Offsetting Low Yields in a Portfolio
A spoonful of midstream/MLPs or closed-end funds can help remedy lower yields in your income portfolio.
Building an income portfolio today is not as easy as it used to be. With broad market indexes and income sectors like REITs and utilities hovering near all-time highs, the yields for many equity income investments are noticeably lower now than in the past. This can create challenges for an advisor or individual investor trying to build an income portfolio and achieve a certain yield. Today’s note briefly discusses the income challenge facing investors and how allocations to midstream/MLPs or closed-end funds can help offset lower yields elsewhere in an income portfolio.
The current yield profile of bonds and income-oriented equities may leave investors less than satisfied. As shown in the chart below, REITs and utilities are currently yielding 120 and 63 basis points, respectively, below their ten-year averages. If an advisor typically depends on a diversified REIT allocation to provide a 4% yield in an income portfolio but REITs are yielding less than 3% today, the advisor will either have to accept lower income or find other investments with more attractive yields. To better quantify this predicament, the example below assumes an allocation of $100,000 each to REITs, utilities, bonds, and equities. The annual income at current yields is ~$8,600, whereas the annual income based on the ten-year average yield would have been ~$11,800.
For advisors or investors looking to enhance yield, a relatively modest allocation to midstream/MLPs or closed-end funds could help boost the portfolio’s income. The additional example below again assumes $400,000 is invested with the bulk in REITs, utilities, bonds, and equities ($90,000 each). However, this time the example assumes that $20,000 is allocated to midstream MLPs and $20,000 to closed-end funds. The total annual income based on current yields is ~10,700 instead of ~$8,600.
As demonstrated, a relatively small investment in MLPs or closed-end funds can have a fairly significant impact on the income of a portfolio. While not included in the example, an allocation to midstream, represented by the Alerian Midstream Energy Select Index (AMEI), would also enhance portfolio yield relative to REITs and utilities. The AMEI Index includes 75% midstream corporations and 25% midstream MLPs. Notably, the AMEI Index and midstream MLPs, represented by the Alerian MLP Infrastructure Index (AMZI), had yields above their ten-year averages at the end of August. In addition to enhancing yield, midstream/MLPs can provide other portfolio benefits, including real asset exposure and diversification given MLPs’ exclusion from broad market indexes. Closed-end funds, represented by the S-Network Composite Closed-End Fund Index (CEFX), were yielding below their ten-year average on August 31, but current yields are still more generous than the other categories shown.
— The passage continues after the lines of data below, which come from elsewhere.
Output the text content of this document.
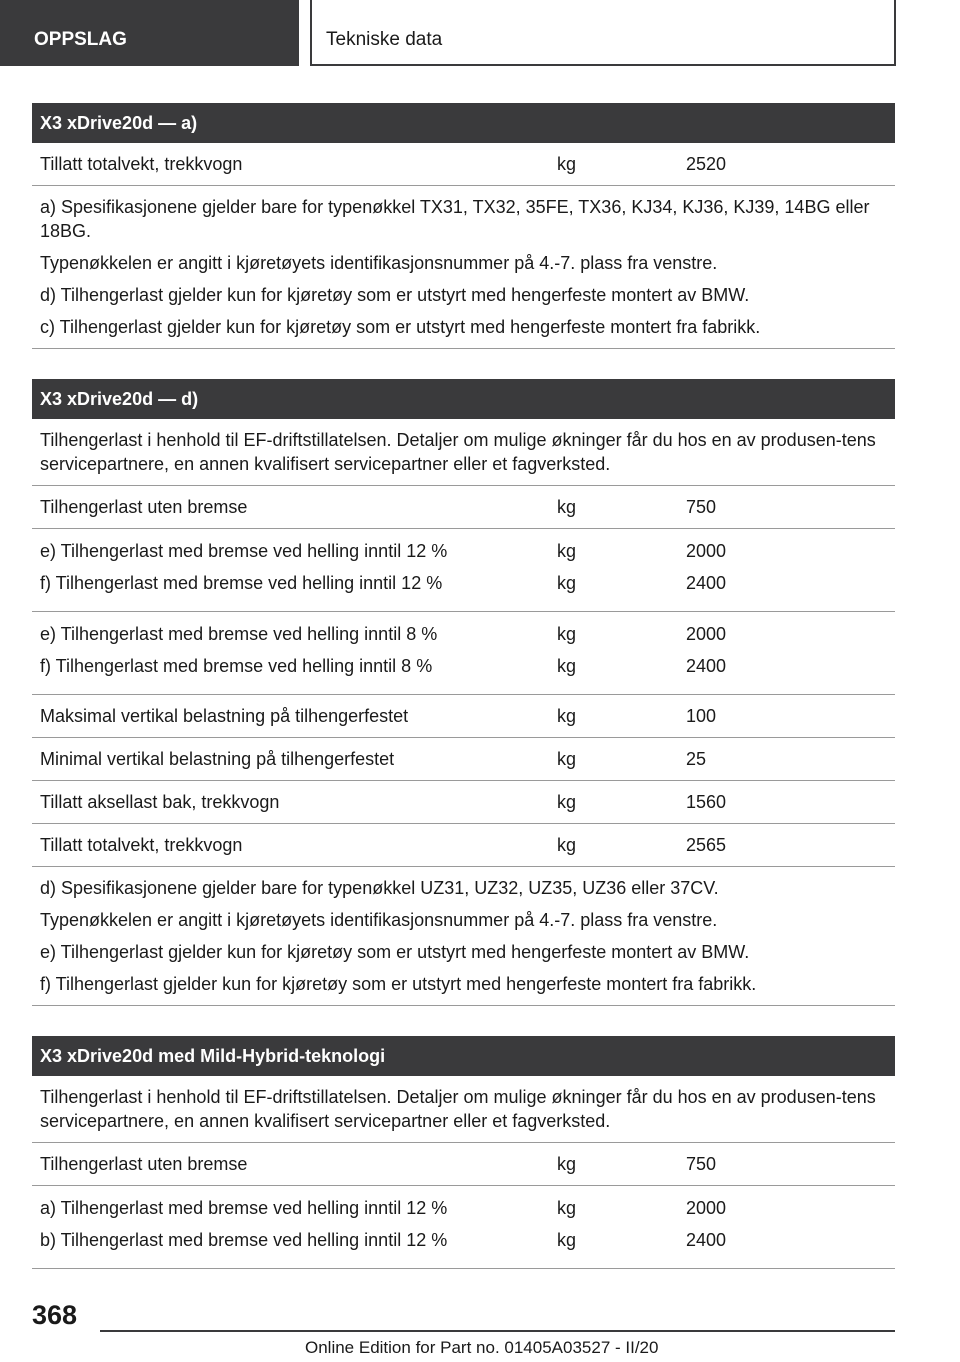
OPPSLAG	Tekniske data
X3 xDrive20d — a)
Tillatt totalvekt, trekkvogn	kg	2520

a) Spesifikasjonene gjelder bare for typenøkkel TX31, TX32, 35FE, TX36, KJ34, KJ36, KJ39, 14BG eller 18BG.

Typenøkkelen er angitt i kjøretøyets identifikasjonsnummer på 4.-7. plass fra venstre.

d) Tilhengerlast gjelder kun for kjøretøy som er utstyrt med hengerfeste montert av BMW.

c) Tilhengerlast gjelder kun for kjøretøy som er utstyrt med hengerfeste montert fra fabrikk.

X3 xDrive20d — d)

Tilhengerlast i henhold til EF-driftstillatelsen. Detaljer om mulige økninger får du hos en av produsen-tens servicepartnere, en annen kvalifisert servicepartner eller et fagverksted.

Tilhengerlast uten bremse	kg	750
e) Tilhengerlast med bremse ved helling inntil 12 %	kg	2000
f) Tilhengerlast med bremse ved helling inntil 12 %	kg	2400
e) Tilhengerlast med bremse ved helling inntil 8 %	kg	2000
f) Tilhengerlast med bremse ved helling inntil 8 %	kg	2400
Maksimal vertikal belastning på tilhengerfestet	kg	100
Minimal vertikal belastning på tilhengerfestet	kg	25
Tillatt aksellast bak, trekkvogn	kg	1560
Tillatt totalvekt, trekkvogn	kg	2565

d) Spesifikasjonene gjelder bare for typenøkkel UZ31, UZ32, UZ35, UZ36 eller 37CV.

Typenøkkelen er angitt i kjøretøyets identifikasjonsnummer på 4.-7. plass fra venstre.

e) Tilhengerlast gjelder kun for kjøretøy som er utstyrt med hengerfeste montert av BMW.

f) Tilhengerlast gjelder kun for kjøretøy som er utstyrt med hengerfeste montert fra fabrikk.

X3 xDrive20d med Mild-Hybrid-teknologi

Tilhengerlast i henhold til EF-driftstillatelsen. Detaljer om mulige økninger får du hos en av produsen-tens servicepartnere, en annen kvalifisert servicepartner eller et fagverksted.

Tilhengerlast uten bremse	kg	750
a) Tilhengerlast med bremse ved helling inntil 12 %	kg	2000
b) Tilhengerlast med bremse ved helling inntil 12 %	kg	2400
368
Online Edition for Part no. 01405A03527 - II/20
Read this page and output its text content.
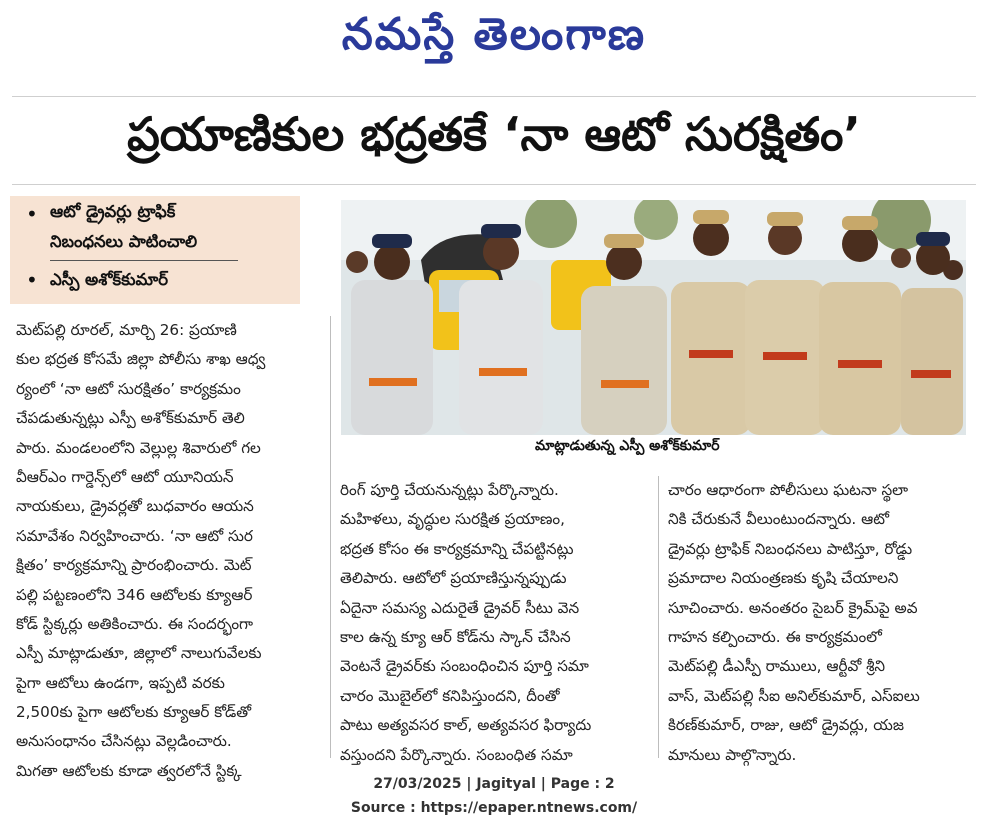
నమస్తే తెలంగాణ
ప్రయాణికుల భద్రతకే ‘నా ఆటో సురక్షితం’
• ఆటో డ్రైవర్లు ట్రాఫిక్
నిబంధనలు పాటించాలి
• ఎస్పీ అశోక్‌కుమార్
మాట్లాడుతున్న ఎస్పీ అశోక్‌కుమార్
మెట్‌పల్లి రూరల్, మార్చి 26: ప్రయాణి
కుల భద్రత కోసమే జిల్లా పోలీసు శాఖ ఆధ్వ
ర్యంలో ‘నా ఆటో సురక్షితం’ కార్యక్రమం
చేపడుతున్నట్లు ఎస్పీ అశోక్‌కుమార్ తెలి
పారు. మండలంలోని వెల్లుల్ల శివారులో గల
వీఆర్ఎం గార్డెన్స్‌లో ఆటో యూనియన్
నాయకులు, డ్రైవర్లతో బుధవారం ఆయన
సమావేశం నిర్వహించారు. ‘నా ఆటో సుర
క్షితం’ కార్యక్రమాన్ని ప్రారంభించారు. మెట్
పల్లి పట్టణంలోని 346 ఆటోలకు క్యూఆర్
కోడ్ స్టిక్కర్లు అతికించారు. ఈ సందర్భంగా
ఎస్పీ మాట్లాడుతూ, జిల్లాలో నాలుగువేలకు
పైగా ఆటోలు ఉండగా, ఇప్పటి వరకు
2,500కు పైగా ఆటోలకు క్యూఆర్ కోడ్‌తో
అనుసంధానం చేసినట్లు వెల్లడించారు.
మిగతా ఆటోలకు కూడా త్వరలోనే స్టిక్క
రింగ్ పూర్తి చేయనున్నట్లు పేర్కొన్నారు.
మహిళలు, వృద్ధుల సురక్షిత ప్రయాణం,
భద్రత కోసం ఈ కార్యక్రమాన్ని చేపట్టినట్లు
తెలిపారు. ఆటోలో ప్రయాణిస్తున్నప్పుడు
ఏదైనా సమస్య ఎదురైతే డ్రైవర్ సీటు వెన
కాల ఉన్న క్యూ ఆర్ కోడ్‌ను స్కాన్ చేసిన
వెంటనే డ్రైవర్‌కు సంబంధించిన పూర్తి సమా
చారం మొబైల్‌లో కనిపిస్తుందని, దీంతో
పాటు అత్యవసర కాల్, అత్యవసర ఫిర్యాదు
వస్తుందని పేర్కొన్నారు. సంబంధిత సమా
చారం ఆధారంగా పోలీసులు ఘటనా స్థలా
నికి చేరుకునే వీలుంటుందన్నారు. ఆటో
డ్రైవర్లు ట్రాఫిక్ నిబంధనలు పాటిస్తూ, రోడ్డు
ప్రమాదాల నియంత్రణకు కృషి చేయాలని
సూచించారు. అనంతరం సైబర్ క్రైమ్‌పై అవ
గాహన కల్పించారు. ఈ కార్యక్రమంలో
మెట్‌పల్లి డీఎస్పీ రాములు, ఆర్టీవో శ్రీని
వాస్, మెట్‌పల్లి సీఐ అనిల్‌కుమార్, ఎస్ఐలు
కిరణ్‌కుమార్, రాజు, ఆటో డ్రైవర్లు, యజ
మానులు పాల్గొన్నారు.
27/03/2025 | Jagityal | Page : 2
Source : https://epaper.ntnews.com/
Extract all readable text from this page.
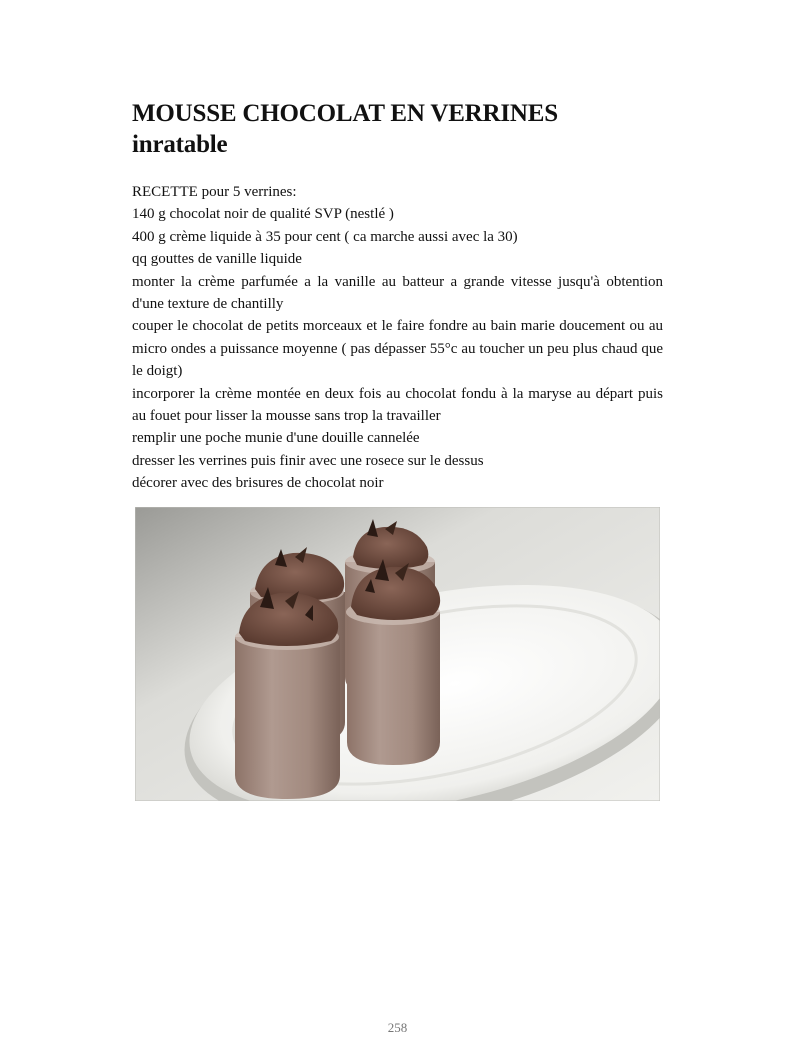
MOUSSE CHOCOLAT EN VERRINES
inratable

RECETTE pour 5 verrines:

140 g chocolat noir de qualité SVP (nestlé )

400 g crème liquide à 35 pour cent ( ca marche aussi avec la 30)

qq gouttes de vanille liquide

monter la crème parfumée a la vanille au batteur a grande vitesse jusqu'à obtention d'une texture de chantilly

couper le chocolat de petits morceaux et le faire fondre au bain marie doucement ou au micro ondes a puissance moyenne ( pas dépasser 55°c au toucher un peu plus chaud que le doigt)

incorporer la crème montée en deux fois au chocolat fondu à la maryse au départ puis au fouet pour lisser la mousse sans trop la travailler

remplir une poche munie d'une douille cannelée

dresser les verrines puis finir avec une rosece sur le dessus

décorer avec des brisures de chocolat noir

258
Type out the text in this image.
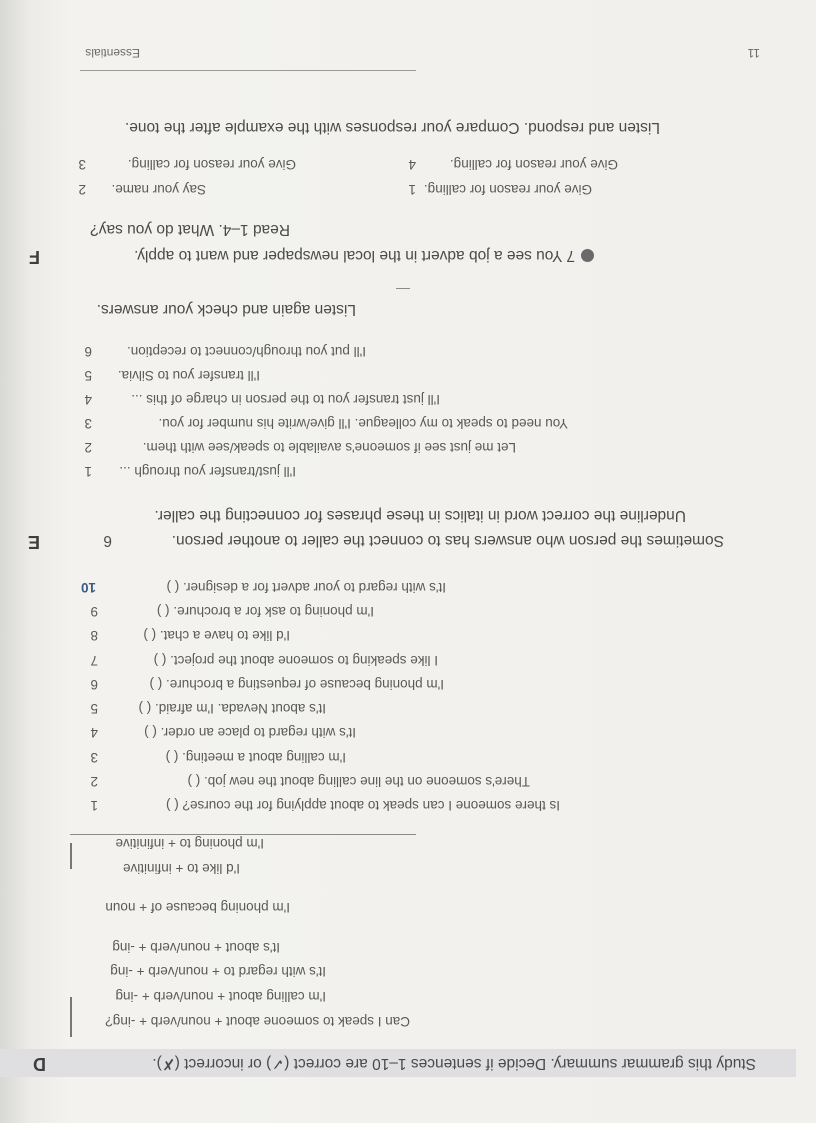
Essentials	11
D	Study this grammar summary. Decide if sentences 1–10 are correct (✓) or incorrect (✗).
Can I speak to someone about + noun/verb + -ing?
I'm calling about + noun/verb + -ing
It's with regard to + noun/verb + -ing
It's about + noun/verb + -ing
I'm phoning because of + noun
I'd like to + infinitive
I'm phoning to + infinitive
1	Is there someone I can speak to about applying for the course? ( )
2	There's someone on the line calling about the new job. ( )
3	I'm calling about a meeting. ( )
4	It's with regard to place an order. ( )
5	It's about Nevada. I'm afraid. ( )
6	I'm phoning because of requesting a brochure. ( )
7	I like speaking to someone about the project. ( )
8	I'd like to have a chat. ( )
9	I'm phoning to ask for a brochure. ( )
10	It's with regard to your advert for a designer. ( )
E	6	Sometimes the person who answers has to connect the caller to another person.
Underline the correct word in italics in these phrases for connecting the caller.
1 I'll just/transfer you through ...
2	Let me just see if someone's available to speak/see with them.
3	You need to speak to my colleague. I'll give/write his number for you.
4	I'll just transfer you to the person in charge of this ...
5 I'll transfer you to Silvia.
6	I'll put you through/connect to reception.
Listen again and check your answers.
F	7 You see a job advert in the local newspaper and want to apply.
Read 1–4. What do you say?
1 Give your reason for calling.
2 Say your name.
3	Give your reason for calling.	4	Give your reason for calling.
Listen and respond. Compare your responses with the example after the tone.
In summation, while lower yields across several asset classes can make it challenging to build a new income portfolio and achieve a certain yield objective today, a modest allocation to midstream/MLPs or closed-end funds can help boost a portfolio’s income profile to offset lower yields elsewhere.
AMZI is the underlying index for the Alerian MLP ETF (AMLP) and the ETRACS Alerian MLP Infrastructure Index ETN Series B (MLPB). AMEI is the underlying index for the Alerian Energy Infrastructure ETF (ENFR). CEFX is the underlying index for the Invesco CEF Income Composite ETF (PCEF).
Current Yields vs. History
Midstream yields are generally below 5-year historical averages but are above the 10-year averages. Dividend stability over the last several quarters adds confidence to midstream yields (read more).
Of the S-Network Sector Dividend Dogs, EDOGX stands out for offering a yield above its five-year average. RDOGX offers a more generous yield than the FTSE NAREIT Real Estate 50 Index (FNR5) discussed above.
Multiple screens for dividend durability, including evaluating cash flows, EBITDA, and debt-to-equity ratios, help ensure reliable income from the durable dividend indexes. While current yields are below the 5-year average, they are well above the S&P 500’s current 1.34% yield.
Though current yields are below historical averages, closed-end funds continue to represent an attractive option for enhancing the yield of an income-oriented portfolio as discussed above. Municipal bond closed-end funds may be particularly attractive given that muni bonds generate interest income that is exempt from federal taxes.